Dynamic current amplification

Another way of specifying current amplification is as the ratio of the difference in I_C to the difference in I_B. Abbreviate the words “the difference in” by the letter d. Then, according to this second definition:
Current amplification = dIC/dIB
A graph of collector current versus base current (I_C vs I_B) for a hypothetical transistor is shown in Fig. 1. Except that current, rather than voltage, is on the horizontal scale. Three different points are shown, corresponding to various bias values.

Fig. 1: Three different transistor bias points. See text for discussion.

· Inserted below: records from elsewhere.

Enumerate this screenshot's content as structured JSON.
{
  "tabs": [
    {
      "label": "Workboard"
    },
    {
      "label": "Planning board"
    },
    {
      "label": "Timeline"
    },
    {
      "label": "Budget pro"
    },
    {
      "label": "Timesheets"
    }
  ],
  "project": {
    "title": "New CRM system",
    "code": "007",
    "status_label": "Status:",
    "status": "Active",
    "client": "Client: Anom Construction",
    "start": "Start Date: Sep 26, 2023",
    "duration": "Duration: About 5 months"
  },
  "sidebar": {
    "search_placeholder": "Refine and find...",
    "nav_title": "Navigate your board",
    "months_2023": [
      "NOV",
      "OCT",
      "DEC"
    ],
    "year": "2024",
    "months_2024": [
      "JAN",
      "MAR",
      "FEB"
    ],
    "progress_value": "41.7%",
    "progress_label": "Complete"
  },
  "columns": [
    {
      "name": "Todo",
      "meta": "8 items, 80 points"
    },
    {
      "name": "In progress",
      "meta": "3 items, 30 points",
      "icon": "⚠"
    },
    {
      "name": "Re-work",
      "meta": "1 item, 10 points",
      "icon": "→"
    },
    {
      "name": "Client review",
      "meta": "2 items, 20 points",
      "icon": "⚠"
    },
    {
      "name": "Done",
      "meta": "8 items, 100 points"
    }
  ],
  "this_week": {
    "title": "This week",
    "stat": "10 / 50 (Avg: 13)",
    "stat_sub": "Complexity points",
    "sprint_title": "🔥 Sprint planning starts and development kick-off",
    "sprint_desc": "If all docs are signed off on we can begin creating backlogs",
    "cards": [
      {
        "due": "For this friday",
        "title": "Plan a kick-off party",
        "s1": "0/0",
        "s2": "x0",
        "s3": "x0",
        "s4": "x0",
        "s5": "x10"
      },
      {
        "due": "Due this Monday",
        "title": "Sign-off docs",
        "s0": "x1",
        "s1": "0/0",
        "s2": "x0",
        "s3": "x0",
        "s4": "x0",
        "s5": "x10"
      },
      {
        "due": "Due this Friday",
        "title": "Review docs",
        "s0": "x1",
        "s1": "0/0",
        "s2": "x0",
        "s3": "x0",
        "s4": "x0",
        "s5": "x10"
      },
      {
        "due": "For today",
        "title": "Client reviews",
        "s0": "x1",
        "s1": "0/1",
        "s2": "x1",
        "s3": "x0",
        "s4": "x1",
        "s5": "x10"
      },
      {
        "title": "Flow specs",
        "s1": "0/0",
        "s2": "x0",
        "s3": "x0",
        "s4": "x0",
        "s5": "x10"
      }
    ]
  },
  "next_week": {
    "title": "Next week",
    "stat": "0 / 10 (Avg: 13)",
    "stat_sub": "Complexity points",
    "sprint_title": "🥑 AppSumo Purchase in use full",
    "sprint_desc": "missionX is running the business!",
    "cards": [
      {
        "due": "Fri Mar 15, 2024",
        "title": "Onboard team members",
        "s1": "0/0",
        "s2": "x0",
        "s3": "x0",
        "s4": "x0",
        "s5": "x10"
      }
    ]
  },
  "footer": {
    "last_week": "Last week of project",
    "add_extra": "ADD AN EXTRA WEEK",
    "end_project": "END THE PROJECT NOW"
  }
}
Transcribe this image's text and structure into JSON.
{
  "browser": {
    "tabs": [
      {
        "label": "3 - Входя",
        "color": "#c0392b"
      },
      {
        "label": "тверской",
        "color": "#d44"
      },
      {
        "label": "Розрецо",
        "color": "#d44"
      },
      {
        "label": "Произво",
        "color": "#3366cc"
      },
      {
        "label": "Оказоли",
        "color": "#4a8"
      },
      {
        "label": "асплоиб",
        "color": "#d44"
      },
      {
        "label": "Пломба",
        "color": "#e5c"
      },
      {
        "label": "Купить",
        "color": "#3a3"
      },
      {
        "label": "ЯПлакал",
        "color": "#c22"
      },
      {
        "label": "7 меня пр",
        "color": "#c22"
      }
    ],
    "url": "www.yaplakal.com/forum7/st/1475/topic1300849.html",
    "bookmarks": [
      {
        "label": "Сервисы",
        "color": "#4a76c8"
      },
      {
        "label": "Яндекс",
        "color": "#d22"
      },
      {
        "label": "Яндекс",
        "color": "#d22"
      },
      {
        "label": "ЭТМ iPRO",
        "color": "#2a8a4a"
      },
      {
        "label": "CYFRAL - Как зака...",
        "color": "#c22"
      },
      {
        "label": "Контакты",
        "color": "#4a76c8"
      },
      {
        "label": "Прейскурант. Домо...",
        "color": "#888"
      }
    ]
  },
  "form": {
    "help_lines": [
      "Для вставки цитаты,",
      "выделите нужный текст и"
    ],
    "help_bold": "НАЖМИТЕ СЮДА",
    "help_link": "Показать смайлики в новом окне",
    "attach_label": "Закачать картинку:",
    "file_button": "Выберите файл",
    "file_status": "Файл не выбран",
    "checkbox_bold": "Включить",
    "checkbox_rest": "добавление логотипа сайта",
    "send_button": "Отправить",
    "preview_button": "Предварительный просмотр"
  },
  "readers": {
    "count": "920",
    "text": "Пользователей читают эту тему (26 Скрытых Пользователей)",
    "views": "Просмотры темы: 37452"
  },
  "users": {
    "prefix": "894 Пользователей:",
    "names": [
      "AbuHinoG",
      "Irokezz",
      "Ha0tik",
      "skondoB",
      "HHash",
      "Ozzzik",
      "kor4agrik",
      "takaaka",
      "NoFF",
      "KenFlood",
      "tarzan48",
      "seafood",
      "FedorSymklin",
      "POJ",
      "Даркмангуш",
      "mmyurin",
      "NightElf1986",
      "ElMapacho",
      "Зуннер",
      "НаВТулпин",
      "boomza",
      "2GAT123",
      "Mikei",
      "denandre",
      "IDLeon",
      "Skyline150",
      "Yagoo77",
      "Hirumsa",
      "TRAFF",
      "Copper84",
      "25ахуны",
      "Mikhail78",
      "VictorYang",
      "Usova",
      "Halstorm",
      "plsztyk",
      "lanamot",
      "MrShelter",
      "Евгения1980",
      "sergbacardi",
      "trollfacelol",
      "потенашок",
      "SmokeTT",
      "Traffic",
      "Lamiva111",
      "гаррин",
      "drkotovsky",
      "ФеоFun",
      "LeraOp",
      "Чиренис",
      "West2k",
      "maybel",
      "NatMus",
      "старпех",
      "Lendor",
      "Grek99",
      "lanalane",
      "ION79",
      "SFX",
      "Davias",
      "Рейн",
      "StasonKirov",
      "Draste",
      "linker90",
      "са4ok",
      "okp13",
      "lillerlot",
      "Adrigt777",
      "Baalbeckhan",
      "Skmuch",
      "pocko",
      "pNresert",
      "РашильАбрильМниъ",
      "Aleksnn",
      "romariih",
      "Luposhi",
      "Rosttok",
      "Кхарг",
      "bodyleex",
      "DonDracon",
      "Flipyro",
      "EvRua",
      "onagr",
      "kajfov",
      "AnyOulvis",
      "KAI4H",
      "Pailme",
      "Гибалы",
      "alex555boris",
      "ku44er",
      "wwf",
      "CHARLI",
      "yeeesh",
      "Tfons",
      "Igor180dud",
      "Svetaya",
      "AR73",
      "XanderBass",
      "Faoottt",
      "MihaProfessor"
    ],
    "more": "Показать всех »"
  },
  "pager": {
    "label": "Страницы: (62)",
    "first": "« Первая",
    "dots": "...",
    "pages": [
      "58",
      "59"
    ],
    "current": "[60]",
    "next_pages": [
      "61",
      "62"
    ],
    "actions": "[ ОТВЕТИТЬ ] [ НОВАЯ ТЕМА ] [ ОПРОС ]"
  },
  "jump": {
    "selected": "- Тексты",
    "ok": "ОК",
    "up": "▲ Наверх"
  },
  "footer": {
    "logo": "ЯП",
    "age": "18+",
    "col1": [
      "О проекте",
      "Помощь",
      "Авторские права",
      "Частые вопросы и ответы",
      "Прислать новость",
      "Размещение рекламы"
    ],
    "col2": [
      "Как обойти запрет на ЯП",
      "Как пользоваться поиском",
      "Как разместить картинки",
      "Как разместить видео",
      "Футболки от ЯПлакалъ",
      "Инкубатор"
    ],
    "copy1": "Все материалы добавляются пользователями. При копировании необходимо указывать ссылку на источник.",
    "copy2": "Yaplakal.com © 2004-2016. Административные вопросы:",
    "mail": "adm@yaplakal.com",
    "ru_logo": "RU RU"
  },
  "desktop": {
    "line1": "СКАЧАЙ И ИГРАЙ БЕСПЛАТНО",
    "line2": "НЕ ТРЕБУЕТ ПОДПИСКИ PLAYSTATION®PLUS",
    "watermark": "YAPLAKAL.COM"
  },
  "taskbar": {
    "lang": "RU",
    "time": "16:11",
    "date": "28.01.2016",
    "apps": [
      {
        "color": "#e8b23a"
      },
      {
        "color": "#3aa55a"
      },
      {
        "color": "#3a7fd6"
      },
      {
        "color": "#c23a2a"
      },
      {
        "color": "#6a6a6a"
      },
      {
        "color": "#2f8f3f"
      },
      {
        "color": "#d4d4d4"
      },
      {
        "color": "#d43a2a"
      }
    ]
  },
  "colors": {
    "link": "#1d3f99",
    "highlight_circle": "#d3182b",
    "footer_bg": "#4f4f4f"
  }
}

The ratio dIC/dIB is different for each of the points in this graph. Geometrically, dI_C/dI_B at a given point is the slope of a line tangent to the curve at that point. The tangent line for point B in Fig. 1 is a dotted, straight line; the tangent lines for points A and C lie right along the curve. The steeper the slope of the line, the greater is dI_C/dI_B. Point A provides the highest dI_C/dI_B , as long as the input signal is small. This value is very close to H_FE. For small-signal amplification, point A represents a good bias level. Engineers would say that it’s a good operating point.
At point B, dI_C/dI_B is smaller than at point A. (It might actually be less than 1.) At point C, dI_C/dI_B is practically zero. Transistors are rarely biased at these points.